How Does Summer 2017 Compare to Past Summers?
by Stephen Strum, on Aug 14, 2017 1:40:11 PM
While some extreme heat has been seen this summer across portions of the country, most recently across the Pacific Northwest, the entire June-August summer period is running much cooler than last year for the country on a population weighted basis.
The plot below shows the June-August average US temperatures on a population weighted basis since 1981. NOAA generally shows temperature data for the country that is based on an area weighted average. While this data is similar, weighting the temperature observations based on population density (using 2010 census numbers) is more useful when trying to compare to energy consumption data. Hot weather in places like Los Angeles, Houston, and New York City will have a bigger impact on total US energy consumption than will hot weather in Billings, Montana.
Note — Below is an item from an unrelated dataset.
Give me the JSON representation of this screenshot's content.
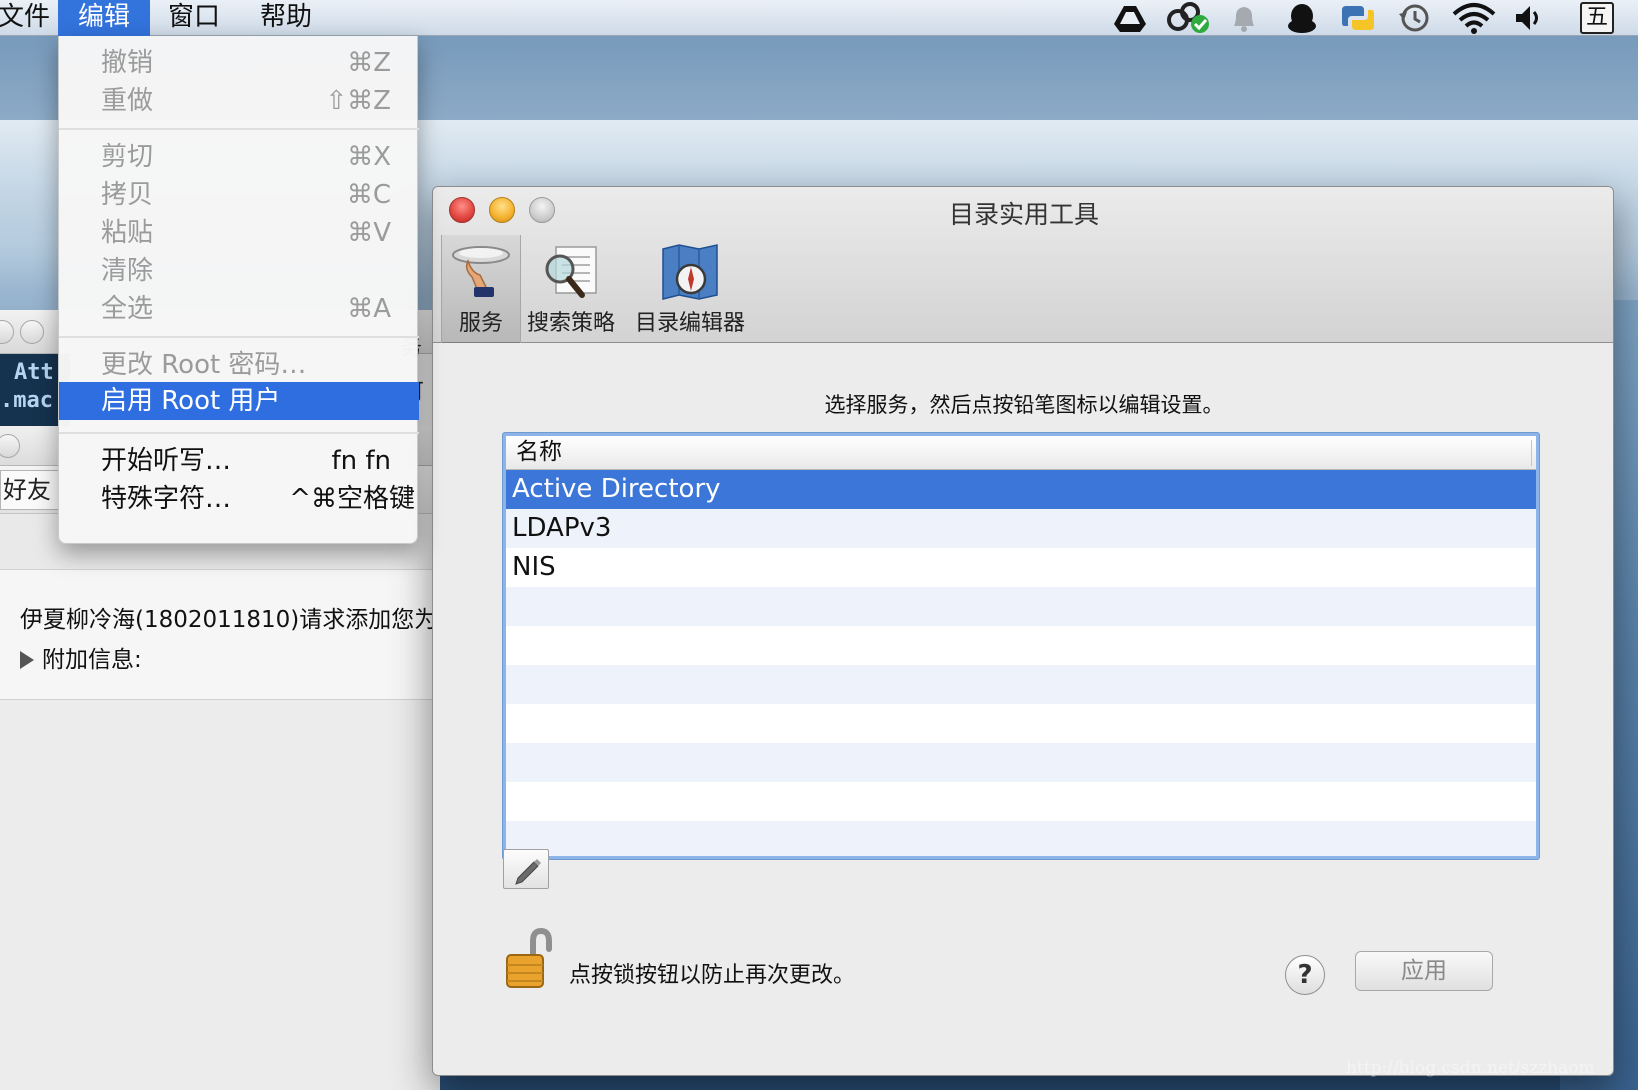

So, this plot shows that this summer (denoted by the yellow dot on the right end of the plot) is running well below last summer’s record warm level, but similar to what was seen in 2015, and warmer than the summers of 2013 and 2014. The value for this year uses observations through August 8th and then forecast data for the remainder of the month. The coolest summer since 1981occurred in 1992, though the cool weather that year was aided by the cooling influence from the eruption of Mount Pinatubo the previous year.
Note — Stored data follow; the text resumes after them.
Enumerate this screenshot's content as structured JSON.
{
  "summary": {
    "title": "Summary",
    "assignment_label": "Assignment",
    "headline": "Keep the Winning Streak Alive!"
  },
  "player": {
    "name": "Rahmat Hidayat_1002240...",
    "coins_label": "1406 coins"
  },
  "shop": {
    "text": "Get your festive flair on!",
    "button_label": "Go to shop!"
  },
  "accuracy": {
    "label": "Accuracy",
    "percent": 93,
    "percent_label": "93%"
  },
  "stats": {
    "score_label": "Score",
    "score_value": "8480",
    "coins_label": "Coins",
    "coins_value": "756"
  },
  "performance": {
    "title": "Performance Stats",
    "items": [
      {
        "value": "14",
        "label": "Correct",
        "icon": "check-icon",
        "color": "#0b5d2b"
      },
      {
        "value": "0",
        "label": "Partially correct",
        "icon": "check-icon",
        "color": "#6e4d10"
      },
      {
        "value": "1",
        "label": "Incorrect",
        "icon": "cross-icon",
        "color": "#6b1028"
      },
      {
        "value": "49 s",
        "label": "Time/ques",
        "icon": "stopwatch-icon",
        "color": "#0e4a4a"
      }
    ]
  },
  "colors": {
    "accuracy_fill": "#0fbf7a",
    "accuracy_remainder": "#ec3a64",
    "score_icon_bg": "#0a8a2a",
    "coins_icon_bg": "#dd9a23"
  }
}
The western portions of the country have been the focal area for heat this summer, while areas farther east have been more variable. Most of the central and eastern portions of the country were still warmer than normal during June and July, with the main exception being the southern Mississippi Valley region. While the first half of August will average cooler than normal across most of the country east of the Rockies, the warmth earlier this summer and potential return to warmer weather later this month should still push most areas to above normal for the entire summer average. Summer 2017 currently looks to end up as the 9th warmest summer on record since 1981, but more than a full degree Fahrenheit cooler than summer 2016.
The plots above show the monthly temperature anomaly patterns for each month this summer as well as the full June-August temperature anomaly composite. Areas from Little Rock to New Orleans look to end up with the coolest anomalies for the summer season while areas from Salt Lake City to Boise may end up seeing the strongest warm anomalies for the summer.